Figure 1.11. Incarcerated Cantor tube. (A) Supine film of the abdomen (A) showing a Cantor tube in the distal small bowel. Attempts at withdrawing the tube were unsuccessful, so the tube was cut loose and allowed to pass distally (B).

Percutaneous puncture of the balloon is a relatively safe and well-tolerated option. Use of a small-gauge needle allows safe passage through the small-bowel wall without undue risk of injury and leakage of intestinal contents even in the face of obstruction [34]. CT guidance helps to avoid the transgression of the colon or other organs, but some authors found fluoroscopy a better alternative [33] (Fig. 1.12). A more esoteric, but not readily available method of decompressing the balloon is that of placing the patient in a hyperbaric chamber [36]. This allows successful reduction in the size of the balloon and subsequent removal.

Even nonballoon catheters may be prone to similar problems. One case report involves a single-lumen mushroom catheter that had its nipple balloon to an obstructive degree [33]. In the manufacture of this device, a small amount of gauzelike material is introduced into the nipple to occupy the potential space between the leaves of latex. This potential space eventually acted like the latex balloons just discussed and becomes filled with intestinal gas. Percutaneous puncture successfully decompressed this catheter as well.

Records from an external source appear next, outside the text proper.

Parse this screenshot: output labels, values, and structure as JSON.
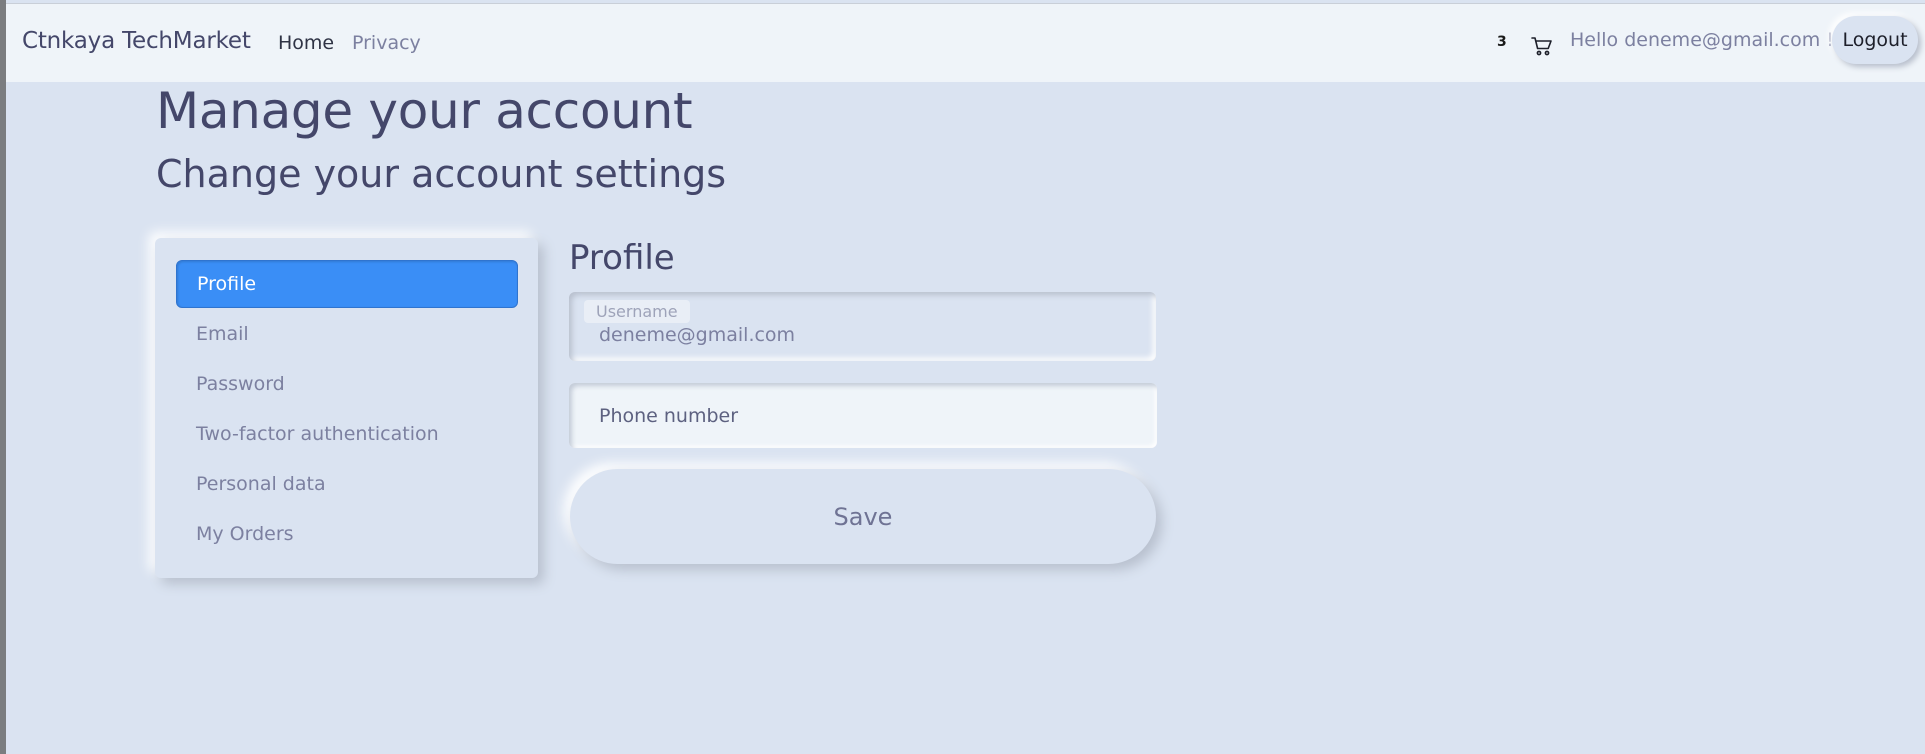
{
  "navbar": {
    "brand": "Ctnkaya TechMarket",
    "links": [
      "Home",
      "Privacy"
    ],
    "cart_count": "3",
    "greeting": "Hello deneme@gmail.com !",
    "logout_label": "Logout"
  },
  "page": {
    "title": "Manage your account",
    "subtitle": "Change your account settings"
  },
  "sidebar": {
    "items": [
      {
        "label": "Profile",
        "active": true
      },
      {
        "label": "Email",
        "active": false
      },
      {
        "label": "Password",
        "active": false
      },
      {
        "label": "Two-factor authentication",
        "active": false
      },
      {
        "label": "Personal data",
        "active": false
      },
      {
        "label": "My Orders",
        "active": false
      }
    ]
  },
  "profile": {
    "heading": "Profile",
    "username_label": "Username",
    "username_value": "deneme@gmail.com",
    "phone_placeholder": "Phone number",
    "save_label": "Save"
  },
  "colors": {
    "background": "#dae3f1",
    "navbar": "#eff4f9",
    "accent": "#3a8ef6",
    "text": "#44476a"
  }
}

Figure 1.12. Decompression of air-filled mercury bag of a Cantor tube. Spot film of the lower abdomen during a fluoroscopic attempt at decompressing the air-filled mercury bag of a Cantor tube. This was necessitated by a small-bowel obstruction caused by the dilated mercury bag.

Other complications secondary to the presence of long intestinal tubes have also been reported. Some of these are well known to clinicians and radiologists, while others are unusual (Fig. 1.13) and may warrant inclusion in the medical literature.

Overly vigorous attempts at advancing a soft nasoenteric tube may also cause buckling and loop formation of the tube. Eventually a knot may form. This presents a major problem when the tube has to be removed. Gentle retraction may allow uneventful removal [37], or an endoscopist may have to assist [38]. Another possible remedy is to insert another tube, perhaps a stiffer one, through the loop of the knot. This is similar to the angiographic approach to knotted catheters. Retracting over the stiffer tube may allow unknotting of the problematic tube.